In the poem it’s been so long Maroga achieves a remarkable feat of interrogating our history and language, and notions of gender:
it’s been so long
where do we begin
where do we begin
i end where my gender begins:
in 1652 / with a boat
with many boats / with many many ghosts
we begin where…
where
where
in the languages of my mother’s and
father’s tongues there is no pronoun for
he or she / only: you / only: them / only: me
where do we begin
where do we begin
in the language of my mother’s and
father’s tongues we call people by their names
we do not call people by the secret flower we imagine
may or may not be blooming between their thighs
where do we begin
where do we begin
in the land of my mother’s and
father’s tongues we have the
fourth highest rate of
femicide in the world
where do we begin
where do we begin
in the country of my mother’s
and father’s tongues we have lost
so much and there is no
one to count the bodies
where do we begin
where do we begin
in the country of my mother’s
and father’s tongues there is a
burning roof and no one to
sing the smoke to sleep
where do we begin
where do we begin
Maroga was born in Johannesburg’s Benoni. They are currently a practising curator and dramaturg at Kunstencentrum Vooruit in Ghent, Belgium. On living in Belgium, Maroga says there’s a strident oddness about life there. Statues of King Leopold in the streets remind them daily of Africa’s vexed history. This helps to inform their practice and the critical work of reimagining the meaning of colonialisation because it becomes an essential conversation that not only impacts art making but also policy.
A core aim of the Avbob Poetry Project is to support and create a body of work that enables individual and national healing. One of the vehicles facilitating this is the project’s focus on the new generation of artists as they articulate and create new ways of beholding, listening, speaking, educating and questioning naturalised norms. With Maroga, one of the ways their poetry speaks to the project is their efforts in reworking the grammar and language of sex and gender.
While doing a Masters at the Institute for Creative Arts, Maroga studied how the history of coloniality shaped categorical identity as a system of reference. “In South Africa, we take people’s identity for granted as if it’s the nature of the universe, but we’re referring to a system that’s barely existed for the last century,” Maroga adds.

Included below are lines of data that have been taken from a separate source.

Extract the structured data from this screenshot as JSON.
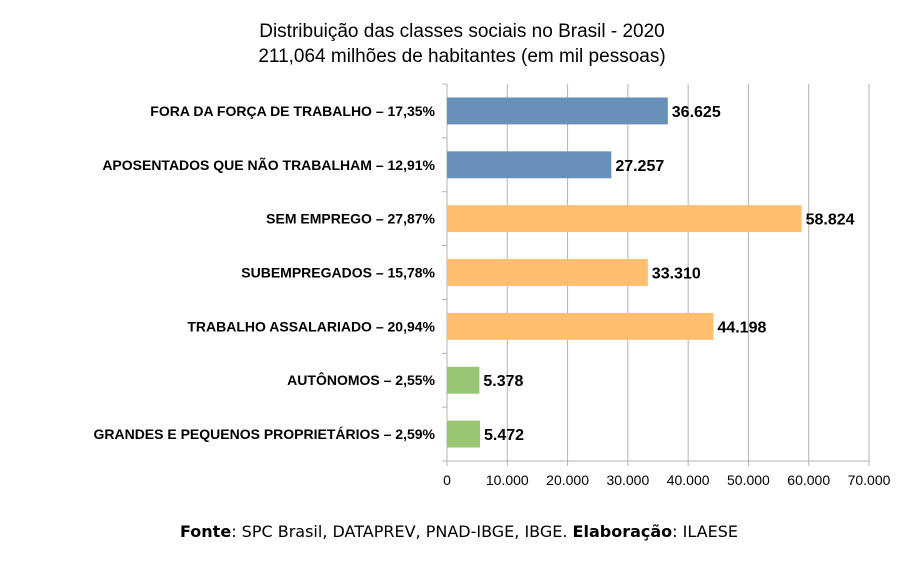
{
  "chart_data": {
    "type": "bar",
    "orientation": "horizontal",
    "title": "Distribuição das classes sociais no Brasil - 2020",
    "subtitle": "211,064 milhões de habitantes (em mil pessoas)",
    "categories": [
      "FORA DA FORÇA DE TRABALHO – 17,35%",
      "APOSENTADOS QUE NÃO TRABALHAM – 12,91%",
      "SEM EMPREGO – 27,87%",
      "SUBEMPREGADOS – 15,78%",
      "TRABALHO ASSALARIADO – 20,94%",
      "AUTÔNOMOS – 2,55%",
      "GRANDES E PEQUENOS PROPRIETÁRIOS – 2,59%"
    ],
    "values": [
      36625,
      27257,
      58824,
      33310,
      44198,
      5378,
      5472
    ],
    "value_labels": [
      "36.625",
      "27.257",
      "58.824",
      "33.310",
      "44.198",
      "5.378",
      "5.472"
    ],
    "bar_colors": [
      "#6990b8",
      "#6990b8",
      "#ffbf6e",
      "#ffbf6e",
      "#ffbf6e",
      "#99c675",
      "#99c675"
    ],
    "xlim": [
      0,
      70000
    ],
    "xticks": [
      0,
      10000,
      20000,
      30000,
      40000,
      50000,
      60000,
      70000
    ],
    "xtick_labels": [
      "0",
      "10.000",
      "20.000",
      "30.000",
      "40.000",
      "50.000",
      "60.000",
      "70.000"
    ],
    "grid": true,
    "grid_color": "#b3b3b3",
    "legend": "none"
  },
  "source": {
    "fonte_label": "Fonte",
    "fonte_text": ": SPC Brasil, DATAPREV, PNAD-IBGE, IBGE. ",
    "elaboracao_label": "Elaboração",
    "elaboracao_text": ": ILAESE"
  }
}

“There is no new language; the grammar of violence and history is all there. Our work is to arrange it such that it can become coherent in our embodied experience. The trouble is that in our over-intellectualised society we might think that by having said it, by having written it down, we’ve done something about it.
In addressing this, Jesus Thesis invites readers to investigate their preconceptions by making empathy coexist alongside sorrow while combining the erotic with grief and alienation. Then to mediate on the violence of South Africa’s heritage while proving the author’s resilient determination to exist, Jesus Thesis reimagines the gospels.
“The body keeps the score. We don’t suffer from conceptual racism, it affects our bodies, and our abilities to eat, to move through space, to love, to understand ourselves, to create and develop a sense of ourselves. Reckoning has to be done through the mechanism of the body, where the impact and results of traumatic experience fall.”
Jesus Thesis is not for the faint of heart or for those with a fundamentalist interpretation of the biblical scripture. The collection contains images of nudity and comes with a trigger warning. By opening its pages, readers will accept an invitation to love the world in a novel way. Readers that risk stepping out of their known world will find in these poems a blessing that enables a release of the dogmas and stereotypes that keep history locked in a single narrative.